The Mudcat Café TM
Thread #40634   Message #583429
Posted By: lamarca
31-Oct-01 - 06:03 PM
Thread Name: BS: Let's eat!
Subject: RE: BS: Let's eat!
Ages ago, there used to be a couple books called "The Interstate Gourmet", which listed good, small restaurants off of various interstates in the Northeast and Mid-Atlantic USA. If you were travelling, and wanted to get a good, cheap meal and HATED mickey D's, you could usually trust the books' recommendations. Alas, the author got tired or the publisher reluctant, and they stopped printing updates (necessary as more small family places get driven out of business by Subway, KFC, McD's and other corporate clone food).

We have a few ritual places that we stop at when travelling - not necessarily 5-star Michelin food, but good, home-cooked meals for reasonable prices:

All-American Family Restaurant in Pine Grove, PA (off I-81) - a good truck stop - look for the billboard ad

Blue Colony Diner in Newtown, CT (Exit 10, I-84) - a NOMAD tradition; good diner food and Greek specialties 'cause the owners are Greek - try the "Happy Waitress" sandwich, a grilled cheese with tomato and bacon. Yummy!

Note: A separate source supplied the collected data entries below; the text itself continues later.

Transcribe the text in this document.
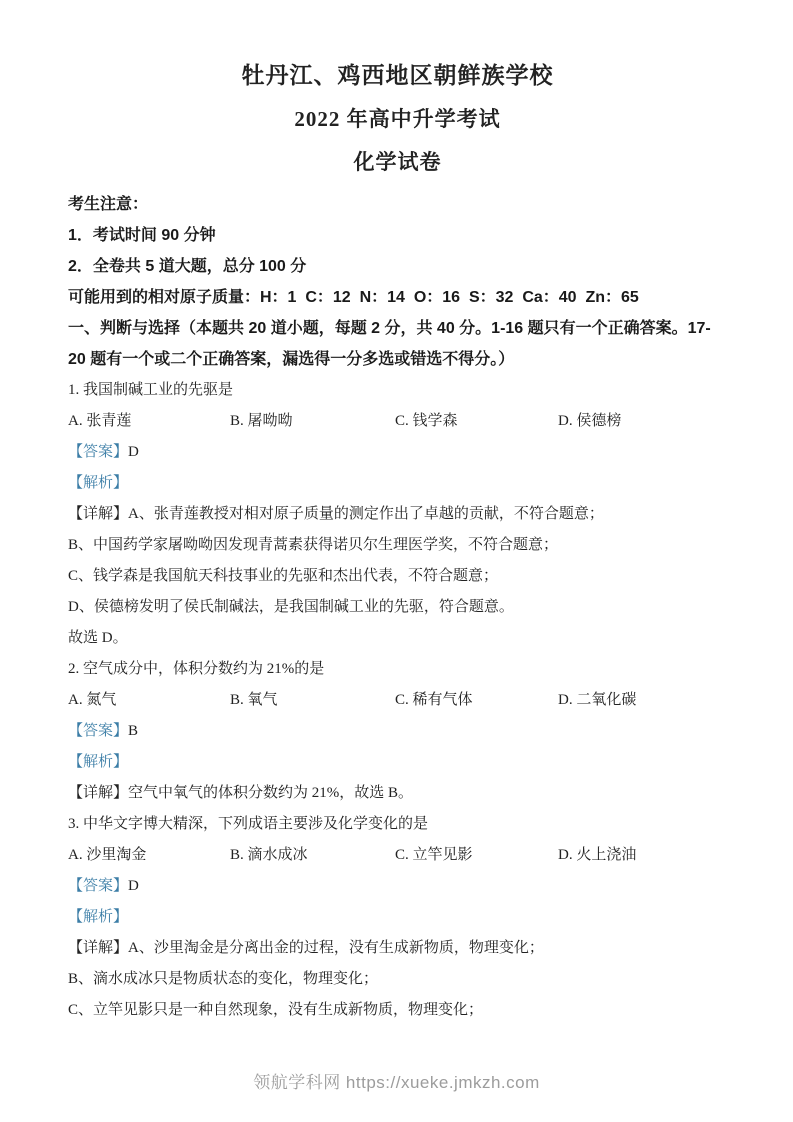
牡丹江、鸡西地区朝鲜族学校

2022 年高中升学考试

化学试卷

考生注意：

1．考试时间 90 分钟

2．全卷共 5 道大题，总分 100 分

可能用到的相对原子质量：H：1  C：12  N：14  O：16  S：32  Ca：40  Zn：65

一、判断与选择（本题共 20 道小题，每题 2 分，共 40 分。1-16 题只有一个正确答案。17-20 题有一个或二个正确答案，漏选得一分多选或错选不得分。）

1. 我国制碱工业的先驱是

A. 张青莲	B. 屠呦呦	C. 钱学森	D. 侯德榜

【答案】D

【解析】

【详解】A、张青莲教授对相对原子质量的测定作出了卓越的贡献，不符合题意；

B、中国药学家屠呦呦因发现青蒿素获得诺贝尔生理医学奖，不符合题意；

C、钱学森是我国航天科技事业的先驱和杰出代表，不符合题意；

D、侯德榜发明了侯氏制碱法，是我国制碱工业的先驱，符合题意。

故选 D。

2. 空气成分中，体积分数约为 21%的是

A. 氮气	B. 氧气	C. 稀有气体	D. 二氧化碳

【答案】B

【解析】

【详解】空气中氧气的体积分数约为 21%，故选 B。

3. 中华文字博大精深，下列成语主要涉及化学变化的是

A. 沙里淘金	B. 滴水成冰	C. 立竿见影	D. 火上浇油

【答案】D

【解析】

【详解】A、沙里淘金是分离出金的过程，没有生成新物质，物理变化；

B、滴水成冰只是物质状态的变化，物理变化；

C、立竿见影只是一种自然现象，没有生成新物质，物理变化；

领航学科网 https://xueke.jmkzh.com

My Place Family Restaurant in Newtown, CT (Rt. 6 and Queen St.) - another NOMAD tradition is breakfast at My Place (yes, that's the actual name of the restaurant) - friendly staff, especially Louise, the owner, who welcomes us back every year even though we're a huge group of rowdy folkies who take over several tables and change seats. Group favorites seem to be the Daphne special (2 eggs over easy with fried tomatoes, bacon, homefries and toast) and the Eggs Benedict Flourentine (sic), which has poached eggs over spinach on an English muffin with Hollandaise sauce.

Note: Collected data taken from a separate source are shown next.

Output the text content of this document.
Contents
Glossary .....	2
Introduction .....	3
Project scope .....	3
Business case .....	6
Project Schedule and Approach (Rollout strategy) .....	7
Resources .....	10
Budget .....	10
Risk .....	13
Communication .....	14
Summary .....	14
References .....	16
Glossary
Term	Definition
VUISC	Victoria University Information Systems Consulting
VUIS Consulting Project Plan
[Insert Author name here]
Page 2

Angelo's Orchid Diner in downtown New Bedford - funky old diner with good, greasy linguica (Portuguese hot sausage) and egg breakfasts

Dudley's Diner, Main St., Belfast, Maine - again, a breakfast hangout

As you might gather, I'm partial to diners - the real thing, not those "retro" yuppie re-creations. The more stained linoleum and 50-year old waitresses, the better. Here in the DC area, our favorites are our neighborhood places in Silver Spring - again, not fancy or excellent food, but warm, friendly and reasonable:

Thai Derm - Bonifant St. in Silver Spring; not just the same old Thai menu, but lots of soups; family owned and run

Vicino's Italian Restaurant - Sligo St.- traditional family Italian place, slow service, lots of garlic, budget prices

El Gavilan - Flower Avenue - Takoma Park - one of the many Salvadorean/Mexican restaurants to spring up in the local Latino district; the Mexican standards are filling and good, but try some of the Salvadorean treats like pupusas (stuffed masa pancakes with pork or cheese filling, served with spicy pickled cabbage called curtido) or platanos fritos (fried plantains = starchy bananas, served with beans and sour cream as a starch side dish)

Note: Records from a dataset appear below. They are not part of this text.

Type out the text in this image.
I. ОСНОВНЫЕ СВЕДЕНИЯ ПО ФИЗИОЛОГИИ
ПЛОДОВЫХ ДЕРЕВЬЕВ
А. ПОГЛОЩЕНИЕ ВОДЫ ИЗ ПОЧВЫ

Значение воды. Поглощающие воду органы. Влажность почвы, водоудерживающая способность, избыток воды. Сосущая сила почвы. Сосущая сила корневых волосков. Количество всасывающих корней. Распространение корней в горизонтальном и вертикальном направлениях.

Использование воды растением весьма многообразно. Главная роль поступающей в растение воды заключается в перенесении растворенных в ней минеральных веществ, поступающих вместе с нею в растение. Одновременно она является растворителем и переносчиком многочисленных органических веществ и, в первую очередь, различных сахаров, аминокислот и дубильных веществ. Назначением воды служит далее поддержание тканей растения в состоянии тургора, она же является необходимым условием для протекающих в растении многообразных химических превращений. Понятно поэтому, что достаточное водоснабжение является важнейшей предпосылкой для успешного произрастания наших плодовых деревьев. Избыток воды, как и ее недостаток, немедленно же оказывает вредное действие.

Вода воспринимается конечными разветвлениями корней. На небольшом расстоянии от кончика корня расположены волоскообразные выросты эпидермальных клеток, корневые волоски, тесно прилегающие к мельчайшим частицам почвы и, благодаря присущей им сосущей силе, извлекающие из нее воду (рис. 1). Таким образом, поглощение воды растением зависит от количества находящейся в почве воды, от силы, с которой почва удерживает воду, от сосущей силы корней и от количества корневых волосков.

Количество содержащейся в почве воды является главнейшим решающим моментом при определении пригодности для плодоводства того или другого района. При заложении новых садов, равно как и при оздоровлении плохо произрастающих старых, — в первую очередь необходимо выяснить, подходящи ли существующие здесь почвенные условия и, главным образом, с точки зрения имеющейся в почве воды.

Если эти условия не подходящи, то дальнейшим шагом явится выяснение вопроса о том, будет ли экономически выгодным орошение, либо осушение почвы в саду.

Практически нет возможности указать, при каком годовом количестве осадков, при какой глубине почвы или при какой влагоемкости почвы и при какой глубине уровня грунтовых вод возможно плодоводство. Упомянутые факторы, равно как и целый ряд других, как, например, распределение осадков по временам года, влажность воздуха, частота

Allan C., dim sum is still served on Sundays at the Good Fortune Restaurant on University Blvd. in Wheaton, around the corner from the old Dynasty. The family that runs it used to run the Tung Bor, which tried to make it in Bethesda, but failed in the intense competition for the great Yuppie Dollar.

As you might guess, eating is one of my favorite activities (as is demonstrated by my svelte figure as seen in BillD's Getaway photos); I don't actually speak any foreign languages except for the names of good peasant foods in Italian, Spanish, Greek, Persian, Thai, Polish, Slovak, etc, etc, etc.